Ja robie obraz partycji. Jak cos sie dzieje to format c i zgrywam obrazik - jakieś 15 min all programu sa wszyko piknie :slight_smile: Oczywiscie pliki programow na innej partycji!

fomat to klasyka bo nikmou się nie chce ruszyć głową i spróbować naprawić błędy samemu :roll: już nie mówiąc o tym że po co formatować jak można np. tylko przeinstalować windowsa i nie tracić danych :roll:

heheh już wisze jak przeinstalowałeś winde a po miesiącu prubujesz sie uspokic bo cos ci działalo ale juz nie działa i w ogóle system pracuje jak emeryt heheh

tia, zazwyczaj dochodzę dlaczego coś nie działa, a poza tym mówiąc “przeinstalowanie windy” miałem na myśli usunięcie katalogu Windowsa i zainstalowanie na nowo systemu.
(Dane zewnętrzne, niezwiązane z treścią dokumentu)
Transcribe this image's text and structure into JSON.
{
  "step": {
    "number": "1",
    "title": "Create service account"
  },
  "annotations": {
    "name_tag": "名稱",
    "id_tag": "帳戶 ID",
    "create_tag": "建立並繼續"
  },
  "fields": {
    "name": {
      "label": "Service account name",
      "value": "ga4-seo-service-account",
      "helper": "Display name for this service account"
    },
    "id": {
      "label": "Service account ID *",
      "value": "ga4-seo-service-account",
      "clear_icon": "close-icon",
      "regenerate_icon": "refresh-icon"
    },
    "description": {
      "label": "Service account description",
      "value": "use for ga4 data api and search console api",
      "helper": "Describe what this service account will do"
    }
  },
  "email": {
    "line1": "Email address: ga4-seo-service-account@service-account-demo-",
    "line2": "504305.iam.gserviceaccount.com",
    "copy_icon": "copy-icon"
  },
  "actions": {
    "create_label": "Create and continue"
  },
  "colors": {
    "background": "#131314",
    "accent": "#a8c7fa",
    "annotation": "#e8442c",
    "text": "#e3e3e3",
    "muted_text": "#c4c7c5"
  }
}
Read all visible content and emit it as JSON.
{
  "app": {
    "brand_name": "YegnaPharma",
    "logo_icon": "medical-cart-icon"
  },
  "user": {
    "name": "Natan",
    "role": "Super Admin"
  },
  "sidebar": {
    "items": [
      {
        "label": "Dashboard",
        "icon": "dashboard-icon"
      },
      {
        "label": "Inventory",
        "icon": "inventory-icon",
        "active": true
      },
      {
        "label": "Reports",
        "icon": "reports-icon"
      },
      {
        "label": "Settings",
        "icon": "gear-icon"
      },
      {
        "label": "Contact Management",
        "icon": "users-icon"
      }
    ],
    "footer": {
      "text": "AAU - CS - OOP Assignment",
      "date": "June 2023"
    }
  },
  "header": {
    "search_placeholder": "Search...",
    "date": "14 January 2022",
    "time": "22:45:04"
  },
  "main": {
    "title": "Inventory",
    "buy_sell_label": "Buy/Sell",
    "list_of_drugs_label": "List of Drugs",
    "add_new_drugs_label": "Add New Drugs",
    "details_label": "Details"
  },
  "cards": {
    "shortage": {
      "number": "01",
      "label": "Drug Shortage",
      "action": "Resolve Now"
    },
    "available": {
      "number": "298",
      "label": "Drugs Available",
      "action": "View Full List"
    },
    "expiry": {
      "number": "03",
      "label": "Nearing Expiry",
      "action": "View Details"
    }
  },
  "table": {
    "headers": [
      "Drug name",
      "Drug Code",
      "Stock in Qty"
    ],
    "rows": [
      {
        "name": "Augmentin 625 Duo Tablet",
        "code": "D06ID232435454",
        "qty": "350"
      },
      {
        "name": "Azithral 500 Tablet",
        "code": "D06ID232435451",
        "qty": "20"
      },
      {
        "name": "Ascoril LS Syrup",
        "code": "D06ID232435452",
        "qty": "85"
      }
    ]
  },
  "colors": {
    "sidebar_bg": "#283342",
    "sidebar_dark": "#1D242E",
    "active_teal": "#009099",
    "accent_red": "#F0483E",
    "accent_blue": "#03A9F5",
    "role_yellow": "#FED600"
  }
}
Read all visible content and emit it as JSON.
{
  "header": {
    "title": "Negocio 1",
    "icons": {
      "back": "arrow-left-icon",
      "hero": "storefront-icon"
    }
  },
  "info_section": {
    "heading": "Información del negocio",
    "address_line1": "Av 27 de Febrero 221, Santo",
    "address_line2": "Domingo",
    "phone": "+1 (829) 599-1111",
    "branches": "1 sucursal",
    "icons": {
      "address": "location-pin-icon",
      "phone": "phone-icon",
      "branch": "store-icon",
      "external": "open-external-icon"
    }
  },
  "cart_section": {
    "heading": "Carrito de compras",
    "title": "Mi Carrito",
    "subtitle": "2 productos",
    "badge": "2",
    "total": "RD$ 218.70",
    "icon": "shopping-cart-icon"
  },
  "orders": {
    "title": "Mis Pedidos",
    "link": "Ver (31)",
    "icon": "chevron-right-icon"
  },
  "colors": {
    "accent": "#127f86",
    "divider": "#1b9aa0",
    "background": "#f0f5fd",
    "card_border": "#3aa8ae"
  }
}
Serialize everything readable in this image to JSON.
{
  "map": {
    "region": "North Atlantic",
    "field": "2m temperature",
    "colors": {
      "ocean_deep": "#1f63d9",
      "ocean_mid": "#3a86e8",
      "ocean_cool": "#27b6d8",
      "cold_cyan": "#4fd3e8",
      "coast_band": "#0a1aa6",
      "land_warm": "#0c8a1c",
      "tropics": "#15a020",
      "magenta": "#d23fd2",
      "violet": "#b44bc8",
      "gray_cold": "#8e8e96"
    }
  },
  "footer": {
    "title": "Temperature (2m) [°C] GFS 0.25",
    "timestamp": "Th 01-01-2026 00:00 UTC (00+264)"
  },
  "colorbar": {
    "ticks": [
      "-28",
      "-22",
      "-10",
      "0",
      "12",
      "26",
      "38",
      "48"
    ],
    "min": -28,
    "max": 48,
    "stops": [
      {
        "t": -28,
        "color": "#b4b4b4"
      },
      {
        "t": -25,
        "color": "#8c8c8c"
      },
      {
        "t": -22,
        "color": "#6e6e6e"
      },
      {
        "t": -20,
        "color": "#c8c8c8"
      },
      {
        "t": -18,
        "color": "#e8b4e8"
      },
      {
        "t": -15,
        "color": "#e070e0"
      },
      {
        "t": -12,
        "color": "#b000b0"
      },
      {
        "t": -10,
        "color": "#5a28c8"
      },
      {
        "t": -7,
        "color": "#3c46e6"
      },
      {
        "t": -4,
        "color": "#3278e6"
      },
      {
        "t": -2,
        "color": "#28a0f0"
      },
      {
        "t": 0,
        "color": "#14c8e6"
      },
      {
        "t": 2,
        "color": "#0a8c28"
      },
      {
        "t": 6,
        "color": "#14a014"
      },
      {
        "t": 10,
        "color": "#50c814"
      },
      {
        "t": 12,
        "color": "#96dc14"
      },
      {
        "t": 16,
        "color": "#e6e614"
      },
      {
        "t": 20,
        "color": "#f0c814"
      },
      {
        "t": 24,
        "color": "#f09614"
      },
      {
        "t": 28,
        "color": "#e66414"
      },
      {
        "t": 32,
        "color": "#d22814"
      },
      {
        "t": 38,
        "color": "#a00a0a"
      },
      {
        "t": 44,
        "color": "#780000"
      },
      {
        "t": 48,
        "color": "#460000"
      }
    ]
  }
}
Instalacje i naprawę systemu przerabiałem już setki razy, no ale co tam, lepiej powiedzieć że ktoś nie wie o czym mówi :stuck_out_tongue:

usuniecie katalogu windy?! Hyyy to ciekawe…a jak juz usuniesz to instalujesz od nowa system czy jak. A co z takimi rzeczami jak System Volume Information i danymi tam zawartymi?Powiecmy ze system sie kopytnie bo mamy wirka ale o tym nie wiemy…co nam da tylko taki zabieg…chyba nie zakumalem prosze wytlumacz.